Although Craven still has a credit on the screenplay (no doubt in order to attract otherwise wary genre buffs), the film underwent years of rewrites, revisions and last-minute reshoots and the resulting confusion can be felt throughout in the story’s utter lack of internal logic. It is understood at a certain point that the demons are getting to people through their computers and phones and such–how, then, to explain the scene in which one of them spooks Kristen Bell in the bathtub (and in case you were wondering, she showed more skin in her recent “Maxim” layout than she does here) another attacks Christina Milan by popping out of a clothes dryer? (For that matter, who chooses the eve of the apocalypse as the perfect time run a few things through the wash anyway?) We are also told that red gaffer’s tape applied to all doors and windows somehow has the power to keep the demons at bay but we are never told exactly how that works or why–instead, we are left with the nagging suspicion that the scenes in those rooms are even more poorly lit than usual.
Then there are the usual idiocies that tend to crop up in crappy horror film, such as the inescapable fact that all of the main characters are morons.

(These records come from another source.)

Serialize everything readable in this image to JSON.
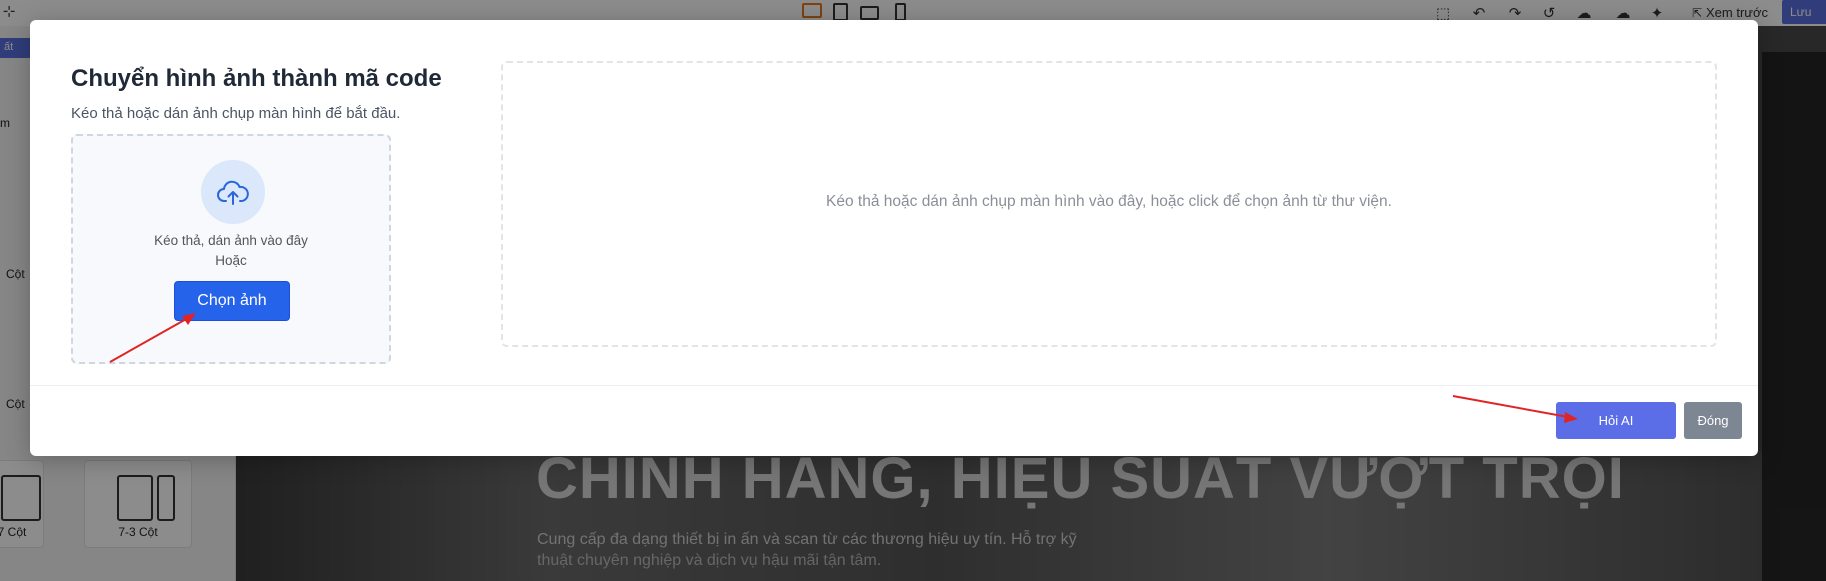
{
  "topbar": {
    "preview_label": "Xem trước",
    "save_label": "Lưu",
    "icons": [
      "desktop-icon",
      "tablet-icon",
      "tablet-landscape-icon",
      "mobile-icon",
      "select-box-icon",
      "undo-icon",
      "redo-icon",
      "history-icon",
      "cloud-download-icon",
      "cloud-upload-icon",
      "magic-icon"
    ]
  },
  "left_panel": {
    "tab_label": "ất",
    "labels": [
      "m",
      "Cột",
      "Cột"
    ],
    "layouts": [
      {
        "label": "7 Cột"
      },
      {
        "label": "7-3 Cột"
      }
    ]
  },
  "canvas": {
    "hero_title": "CHÍNH HÃNG, HIỆU SUẤT VƯỢT TRỘI",
    "hero_subtitle": "Cung cấp đa dạng thiết bị in ấn và scan từ các thương hiệu uy tín. Hỗ trợ kỹ",
    "hero_subtitle_2": "thuật chuyên nghiệp và dịch vụ hậu mãi tận tâm."
  },
  "modal": {
    "title": "Chuyển hình ảnh thành mã code",
    "subtitle": "Kéo thả hoặc dán ảnh chụp màn hình để bắt đầu.",
    "dropzone_small": {
      "line1": "Kéo thả, dán ảnh vào đây",
      "line2": "Hoặc",
      "button_label": "Chọn ảnh"
    },
    "dropzone_big_hint": "Kéo thả hoặc dán ảnh chụp màn hình vào đây, hoặc click để chọn ảnh từ thư viện.",
    "footer": {
      "ask_ai_label": "Hỏi AI",
      "close_label": "Đóng"
    }
  },
  "colors": {
    "primary_button": "#2563eb",
    "ask_ai_button": "#5b6ee8",
    "close_button": "#7d8793",
    "annotation_arrow": "#e02424"
  }
}
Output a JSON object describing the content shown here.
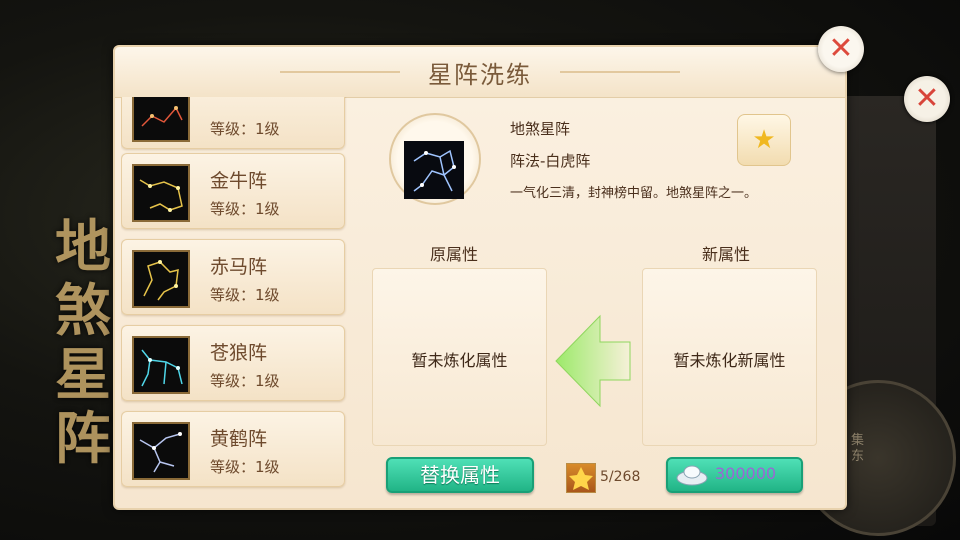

Let’s say that you are sitting at your computer and a strange message from an unknown sender pops up on your screen asking “Do You Want To See A Ghost?” and offering a mysterious link–would you actually be dumb enough to click on to the thing? (Hell, I get wary when people I know quite well send me e-mails with attached paparazzi photos of Asia Argento at the beach.) Oh yeah, there is also the ridiculous finale that offers up a near-total Armageddon as a climax and then offers a guardedly optimistic epilogue (one straight out of “Terminator”) that seems to have been tagged on so that the 14-year-olds in the audience won’t be totally bummed during the end credits.Of all the recent string of dreadful American remakes of Asian horror films, which will continue with the likes of “The Grudge 2" and the Jessica Albaized version of “The Eye,” “Pulse” may be the worst of the bunch simply because the original version was one of the few unquestioned highpoints of the J-horror cycle. This rendition, on the other hand, is as dreary and lifeless as the monsters it contains not even an actress as talented as Bell can hope to salvage things. Towards the end of the film, we learn that the best way to avoid being overtaken by the monsters is to stay within a technology dead zone that has zero electricity and where nothing seems to work. Therefore, in the case of an demonic apocalypse of this type, your best bets for survival are to take shelter in Kalispel, Montana, my brother’s old office and any theater unlucky enough to be showing “Pulse.”